We’ve already said goodbye to the bottle, Boppy and baby-wearing. My breast pump is gathering dust at the top of the closet (although the steady whomp-whomp of its motor still haunts my dreams). The light at the end of the tunnel isn’t just faint and flickering; it’s beaming in like the coming of the dawn. We’re almost there. It’s tantalizingly close—the space beyond life with littles, beyond the baby years.

Oh, if you saw us you’d probably argue that we still have time. My little one, well, she’s no more than a baby, really, and the oldest doesn’t start school until next fall. But I can feel it in my mama bones. My daughter is already demanding to pick out her own clothes. She’s learned to “help” with the laundry and what fun it is to color on the walls instead of paper. Toddlerhood is here in full force, with all the charm and challenges that presents. And when I’m folding clothes, I have to pause when I’m matching up socks, to make sure I can tell the difference between mine and my son’s. When did his feet get so big?

Yes, the next phase is looming on the horizon. And it should be a sigh of relief, shouldn’t it? To know that we’re about to shift gears. In the pantheon of mom life, special reverence is paid to those with little ones at home, after all. “Ohhh, I remember well those days,” they nod understandingly at the bags under our eyes, our disheveled clothes and our tenuous grip on sanity. Because they know. They remember. They remember the sleepless nights. The runny noses and coughs that start in October and run clear through April. The feeding and the diapering and the keeping everyone alive, and how some days it feels like the weight of it all will very well bury you alive.

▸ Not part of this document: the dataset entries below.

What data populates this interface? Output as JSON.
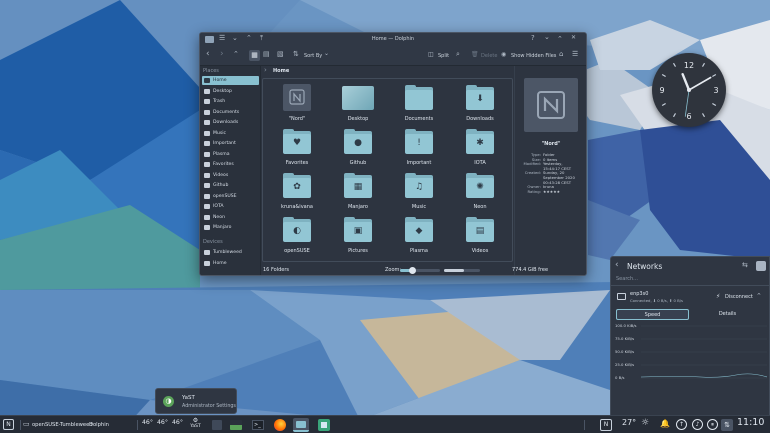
{
  "window": {
    "title": "Home — Dolphin",
    "controls": {
      "help": "?",
      "minimize": "⌄",
      "maximize": "⌃",
      "close": "✕"
    },
    "toolbar": {
      "sort_label": "Sort By",
      "split_label": "Split",
      "delete_label": "Delete",
      "hidden_label": "Show Hidden Files"
    },
    "breadcrumb": {
      "sep": "›",
      "current": "Home"
    }
  },
  "sidebar": {
    "places_header": "Places",
    "places": [
      {
        "label": "Home",
        "selected": true,
        "icon": "home-icon"
      },
      {
        "label": "Desktop",
        "icon": "desktop-icon"
      },
      {
        "label": "Trash",
        "icon": "trash-icon"
      },
      {
        "label": "Documents",
        "icon": "documents-icon"
      },
      {
        "label": "Downloads",
        "icon": "downloads-icon"
      },
      {
        "label": "Music",
        "icon": "music-icon"
      },
      {
        "label": "Important",
        "icon": "important-icon"
      },
      {
        "label": "Plasma",
        "icon": "plasma-icon"
      },
      {
        "label": "Favorites",
        "icon": "heart-icon"
      },
      {
        "label": "Videos",
        "icon": "videos-icon"
      },
      {
        "label": "Github",
        "icon": "github-icon"
      },
      {
        "label": "openSUSE",
        "icon": "opensuse-icon"
      },
      {
        "label": "IOTA",
        "icon": "iota-icon"
      },
      {
        "label": "Neon",
        "icon": "neon-icon"
      },
      {
        "label": "Manjaro",
        "icon": "manjaro-icon"
      }
    ],
    "devices_header": "Devices",
    "devices": [
      {
        "label": "Tumbleweed",
        "icon": "drive-icon"
      },
      {
        "label": "Home",
        "icon": "drive-icon"
      }
    ]
  },
  "files": [
    {
      "label": "\"Nord\"",
      "icon": "nord-logo-icon",
      "sym": ""
    },
    {
      "label": "Desktop",
      "icon": "desktop-folder-icon",
      "sym": ""
    },
    {
      "label": "Documents",
      "icon": "documents-folder-icon",
      "sym": ""
    },
    {
      "label": "Downloads",
      "icon": "downloads-folder-icon",
      "sym": "⬇"
    },
    {
      "label": "Favorites",
      "icon": "favorites-folder-icon",
      "sym": "♥"
    },
    {
      "label": "Github",
      "icon": "github-folder-icon",
      "sym": "●"
    },
    {
      "label": "Important",
      "icon": "important-folder-icon",
      "sym": "!"
    },
    {
      "label": "IOTA",
      "icon": "iota-folder-icon",
      "sym": "✱"
    },
    {
      "label": "kruna&ivana",
      "icon": "image-folder-icon",
      "sym": "✿"
    },
    {
      "label": "Manjaro",
      "icon": "manjaro-folder-icon",
      "sym": "▦"
    },
    {
      "label": "Music",
      "icon": "music-folder-icon",
      "sym": "♫"
    },
    {
      "label": "Neon",
      "icon": "neon-folder-icon",
      "sym": "✺"
    },
    {
      "label": "openSUSE",
      "icon": "opensuse-folder-icon",
      "sym": "◐"
    },
    {
      "label": "Pictures",
      "icon": "pictures-folder-icon",
      "sym": "▣"
    },
    {
      "label": "Plasma",
      "icon": "plasma-folder-icon",
      "sym": "◆"
    },
    {
      "label": "Videos",
      "icon": "videos-folder-icon",
      "sym": "▤"
    }
  ],
  "info": {
    "name": "\"Nord\"",
    "rows": [
      {
        "k": "Type:",
        "v": "Folder"
      },
      {
        "k": "Size:",
        "v": "0 items"
      },
      {
        "k": "Modified:",
        "v": "Yesterday,"
      },
      {
        "k": "",
        "v": "15:44:17 CEST"
      },
      {
        "k": "Created:",
        "v": "Sunday, 20"
      },
      {
        "k": "",
        "v": "September 2020"
      },
      {
        "k": "",
        "v": "00:43:28 CEST"
      },
      {
        "k": "Owner:",
        "v": "kruna"
      },
      {
        "k": "Rating:",
        "v": "★★★★★"
      }
    ]
  },
  "statusbar": {
    "count": "16 Folders",
    "zoom_label": "Zoom:",
    "free": "774.4 GiB free",
    "zoom_level": 0.3,
    "space_used": 0.55
  },
  "clock": {
    "numerals": [
      "12",
      "3",
      "6",
      "9"
    ],
    "hour_deg": 338,
    "minute_deg": 60,
    "second_deg": 188
  },
  "networks": {
    "title": "Networks",
    "search_placeholder": "Search...",
    "connection_name": "enp3s0",
    "connection_status": "Connected, ⬇ 0 B/s, ⬆ 0 B/s",
    "disconnect_label": "Disconnect",
    "tabs": [
      "Speed",
      "Details"
    ],
    "active_tab": "Speed",
    "chart_labels": [
      "100.0 KiB/s",
      "75.0 KiB/s",
      "50.0 KiB/s",
      "25.0 KiB/s",
      "0 B/s"
    ]
  },
  "yast": {
    "title": "YaST",
    "subtitle": "Administrator Settings"
  },
  "taskbar": {
    "distro": "openSUSE-Tumbleweed",
    "app": "Dolphin",
    "temps": [
      "46°",
      "46°",
      "46°"
    ],
    "yast_label": "YaST",
    "weather": "27°",
    "time": "11:10"
  },
  "colors": {
    "accent": "#88c0d0",
    "panel": "#2f3642",
    "folder": "#92c6d4"
  }
}
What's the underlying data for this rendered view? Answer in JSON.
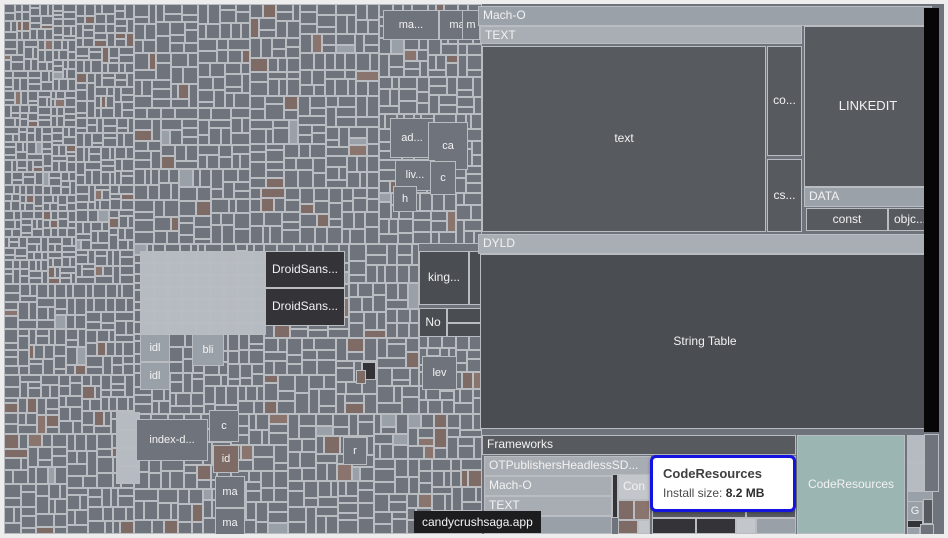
{
  "app": {
    "hovered_node_label": "candycrushsaga.app"
  },
  "tooltip": {
    "title": "CodeResources",
    "metric_label": "Install size:",
    "metric_value": "8.2 MB",
    "border_color": "#1414e0"
  },
  "palette": {
    "base": "#6f747c",
    "light": "#a8adb4",
    "dark": "#575b60",
    "black": "#343438",
    "brown": "#7e6b66",
    "teal": "#9bb5b2",
    "header": "#9ba1a8",
    "stroke": "#b9bcc0",
    "page_bg": "#ededed",
    "scrollbar_track": "#060606"
  },
  "treemap": {
    "root_label": "candycrushsaga.app",
    "right_panel": {
      "macho_header": "Mach-O",
      "text_header": "TEXT",
      "dyld_header": "DYLD",
      "data_header": "DATA",
      "frameworks_header": "Frameworks",
      "nodes": [
        {
          "label": "text"
        },
        {
          "label": "co..."
        },
        {
          "label": "cs..."
        },
        {
          "label": "LINKEDIT"
        },
        {
          "label": "const"
        },
        {
          "label": "objc..."
        },
        {
          "label": "String Table"
        },
        {
          "label": "OTPublishersHeadlessSD..."
        },
        {
          "label": "Mach-O"
        },
        {
          "label": "TEXT"
        },
        {
          "label": "Con"
        },
        {
          "label": "CodeResources"
        },
        {
          "label": "G"
        }
      ]
    },
    "left_panel": {
      "nodes": [
        {
          "label": "ma..."
        },
        {
          "label": "ma"
        },
        {
          "label": "m"
        },
        {
          "label": "ad..."
        },
        {
          "label": "ca"
        },
        {
          "label": "liv..."
        },
        {
          "label": "c"
        },
        {
          "label": "h"
        },
        {
          "label": "DroidSans..."
        },
        {
          "label": "DroidSans..."
        },
        {
          "label": "king..."
        },
        {
          "label": "No"
        },
        {
          "label": "idl"
        },
        {
          "label": "idl"
        },
        {
          "label": "bli"
        },
        {
          "label": "lev"
        },
        {
          "label": "index-d..."
        },
        {
          "label": "c"
        },
        {
          "label": "id"
        },
        {
          "label": "ma"
        },
        {
          "label": "ma"
        },
        {
          "label": "r"
        }
      ]
    }
  }
}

“Hang in there. It gets better,” they console, with a pat on the shoulders.

But here I stand, on the precipice of “better” and all the promise it holds—the promise of sleep and showers and hobbies, that most foreign of concepts—and I’m frozen in place. I keep looking back at the life I know—the baby years—with all its overwhelming demands, and clutching it ever more tightly. Just a little longer, I think. I need them to need me, just this desperately and all-consumingly, for a little longer.

I even pitched the idea of having a third child to my husband—an idea he lobbed, ever so gently and yet equally firmly, right back to me. And I get it; I really do. I think he understands that it’s more of a fear of moving forward than a desire to stay where I am that’s prompting me anyway. It’s been the hardest phase of my life. It has asked more of me than I knew I could give. I’ve learned to operate from a place of depletion—where I just have to have enough to get through every day, and then I can collapse in my bed until it’s time to start again. Soon, though, there will be time for more.

And maybe, when I’m honest, that’s what I’m afraid I’m not ready for. Learning to be more than mom, again. Taking the time to chase a dream or two, instead of just chasing little ones. Losing my excuses for losing myself.

“Roots and wings” is what I whisper to myself as I mother—my reminder that all my tender work and care is for the purpose of allowing them to leave me someday and flourish on their own. But maybe there’s a promise there for me, too. Roots and wings, Mama. This life with littles isn’t my defining chapter. My roots run deeper than this phase. There was a me before them, and I’ll find her again.